Ignorar uma execução fiscal é uma das piores decisões possíveis. Sem defesa apresentada dentro do prazo legal, o Fisco pode avançar livremente sobre bens, contas bancárias e patrimônio. E com o novo posicionamento do STJ, pode até requerer a falência da sua empresa caso a execução seja frustrada.
A Fazenda Pública pode bloquear minha conta bancária sem aviso prévio?
Sim. Em execuções fiscais, existem mecanismos que permitem o bloqueio eletrônico de valores em contas bancárias de forma rápida, muitas vezes sem que o devedor seja avisado com antecedência. Por isso, agir preventivamente é fundamental.
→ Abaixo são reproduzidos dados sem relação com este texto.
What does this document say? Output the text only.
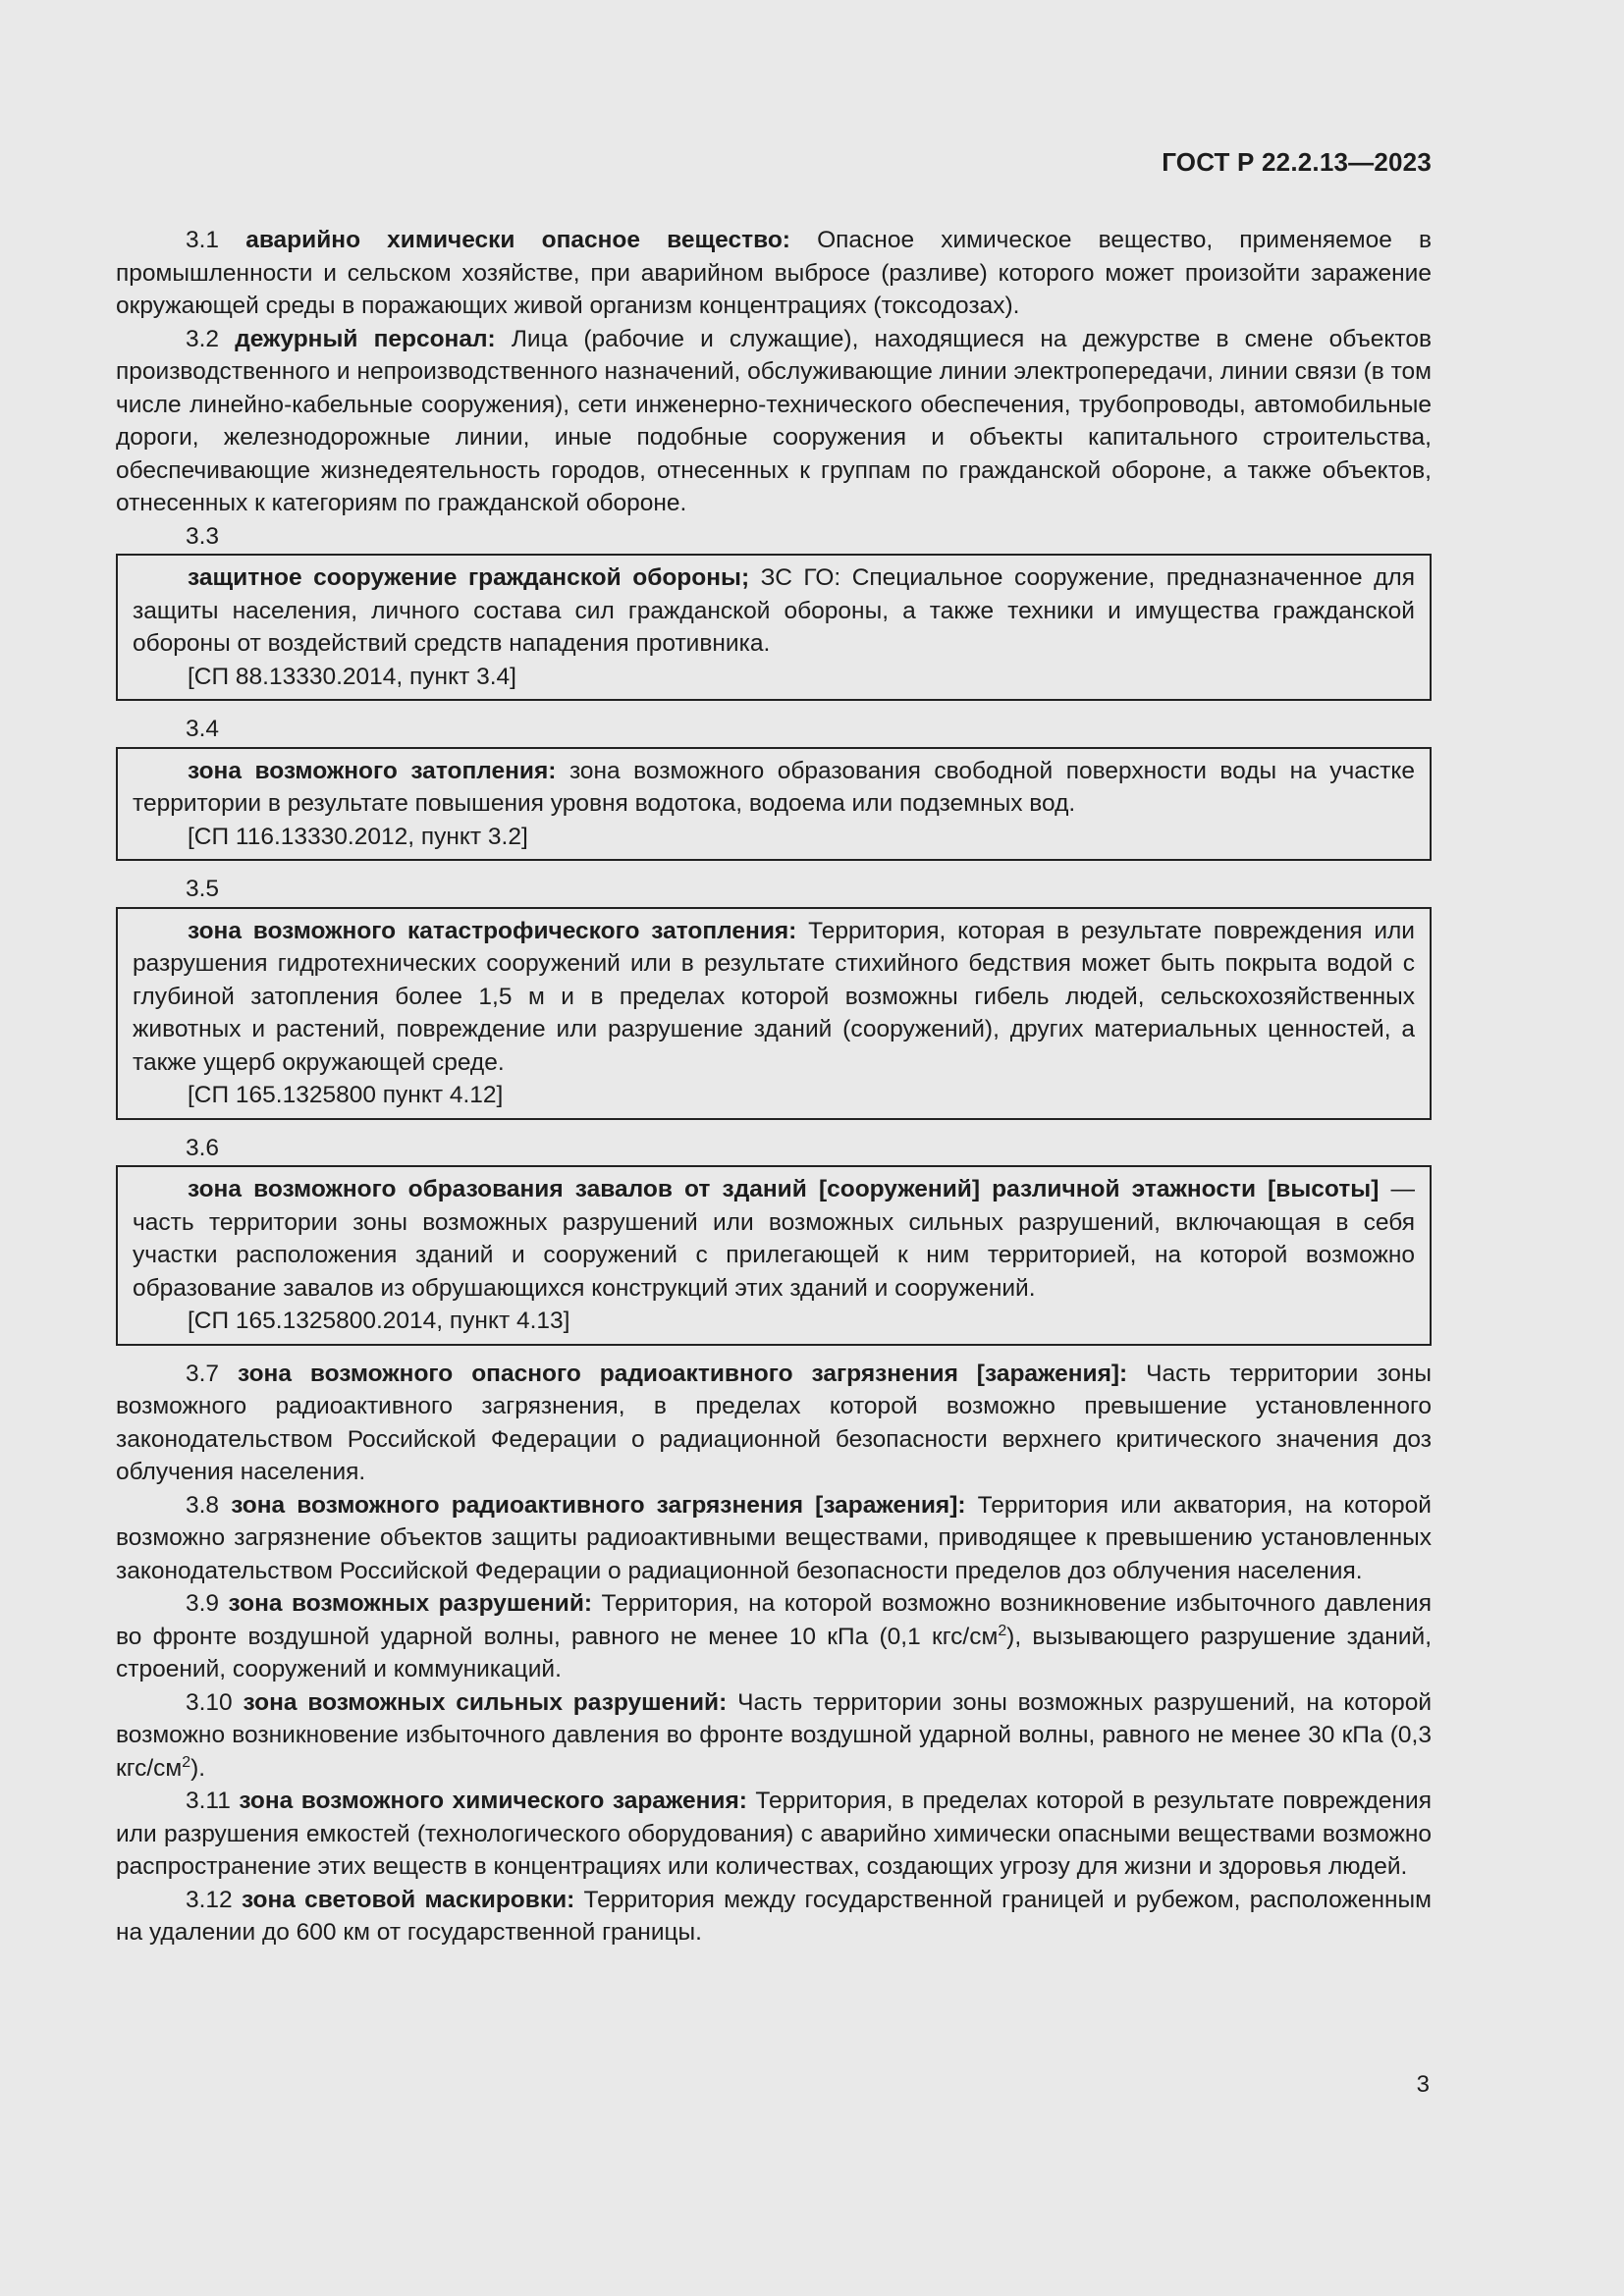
ГОСТ Р 22.2.13—2023

3.1 аварийно химически опасное вещество: Опасное химическое вещество, применяемое в промышленности и сельском хозяйстве, при аварийном выбросе (разливе) которого может произойти заражение окружающей среды в поражающих живой организм концентрациях (токсодозах).

3.2 дежурный персонал: Лица (рабочие и служащие), находящиеся на дежурстве в смене объектов производственного и непроизводственного назначений, обслуживающие линии электропередачи, линии связи (в том числе линейно-кабельные сооружения), сети инженерно-технического обеспечения, трубопроводы, автомобильные дороги, железнодорожные линии, иные подобные сооружения и объекты капитального строительства, обеспечивающие жизнедеятельность городов, отнесенных к группам по гражданской обороне, а также объектов, отнесенных к категориям по гражданской обороне.

3.3

защитное сооружение гражданской обороны; ЗС ГО: Специальное сооружение, предназначенное для защиты населения, личного состава сил гражданской обороны, а также техники и имущества гражданской обороны от воздействий средств нападения противника.

[СП 88.13330.2014, пункт 3.4]

3.4

зона возможного затопления: зона возможного образования свободной поверхности воды на участке территории в результате повышения уровня водотока, водоема или подземных вод.

[СП 116.13330.2012, пункт 3.2]

3.5

зона возможного катастрофического затопления: Территория, которая в результате повреждения или разрушения гидротехнических сооружений или в результате стихийного бедствия может быть покрыта водой с глубиной затопления более 1,5 м и в пределах которой возможны гибель людей, сельскохозяйственных животных и растений, повреждение или разрушение зданий (сооружений), других материальных ценностей, а также ущерб окружающей среде.

[СП 165.1325800 пункт 4.12]

3.6

зона возможного образования завалов от зданий [сооружений] различной этажности [высоты] — часть территории зоны возможных разрушений или возможных сильных разрушений, включающая в себя участки расположения зданий и сооружений с прилегающей к ним территорией, на которой возможно образование завалов из обрушающихся конструкций этих зданий и сооружений.

[СП 165.1325800.2014, пункт 4.13]

3.7 зона возможного опасного радиоактивного загрязнения [заражения]: Часть территории зоны возможного радиоактивного загрязнения, в пределах которой возможно превышение установленного законодательством Российской Федерации о радиационной безопасности верхнего критического значения доз облучения населения.

3.8 зона возможного радиоактивного загрязнения [заражения]: Территория или акватория, на которой возможно загрязнение объектов защиты радиоактивными веществами, приводящее к превышению установленных законодательством Российской Федерации о радиационной безопасности пределов доз облучения населения.

3.9 зона возможных разрушений: Территория, на которой возможно возникновение избыточного давления во фронте воздушной ударной волны, равного не менее 10 кПа (0,1 кгс/$см^2$), вызывающего разрушение зданий, строений, сооружений и коммуникаций.

3.10 зона возможных сильных разрушений: Часть территории зоны возможных разрушений, на которой возможно возникновение избыточного давления во фронте воздушной ударной волны, равного не менее 30 кПа (0,3 кгс/$см^2$).

3.11 зона возможного химического заражения: Территория, в пределах которой в результате повреждения или разрушения емкостей (технологического оборудования) с аварийно химически опасными веществами возможно распространение этих веществ в концентрациях или количествах, создающих угрозу для жизни и здоровья людей.

3.12 зона световой маскировки: Территория между государственной границей и рубежом, расположенным на удалении до 600 км от государственной границы.

3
Dívida fiscal prescrita ainda pode ser cobrada?
Não deveria ser, mas é cobrada com frequência. A prescrição extingue o direito do Fisco de exigir o pagamento, mas ela precisa ser arguida pelo devedor. Quem não questiona, paga.
Posso contestar a execução fiscal mesmo depois de notificado?
Sim, dentro do prazo legal. É exatamente nesse momento que a defesa deve ser apresentada. Por isso, ao ser notificado, o primeiro passo é procurar imediatamente um advogado tributarista.
Qual a diferença entre parcelar e contestar uma dívida fiscal?
Parcelar significa reconhecer a dívida e comprometer-se a pagá-la, geralmente abrindo mão do direito de contestar os valores. Contestar significa questionar a validade ou o valor da cobrança antes de qualquer pagamento. Muitas vezes, contestar é a decisão mais inteligente e financeiramente vantajosa.
O que é Certidão de Dívida Ativa (CDA) e como devo analisá-la?
A CDA é o documento que formaliza a dívida e embasa toda a execução fiscal. Analisá-la exige conhecimento técnico-jurídico, e é exatamente isso que o advogado tributarista faz na análise preliminar do seu caso.
A PGFN pode realmente pedir a falência da minha empresa por dívida fiscal?
Sim. Com o novo posicionamento do STJ, quando a execução fiscal é frustrada, ou seja, quando não são encontrados bens suficientes para quitar a dívida, a PGFN passou a ter respaldo jurídico para requerer a falência da empresa devedora. Esse é mais um motivo para não deixar uma execução fiscal sem resposta adequada.
Em quanto tempo a execução fiscal pode chegar à penhora de bens?
Depende da agilidade do judiciário e das medidas tomadas pelo Fisco. Em alguns casos, a penhora pode ocorrer em semanas após o início do processo. Daí a importância de agir imediatamente ao ser notificado.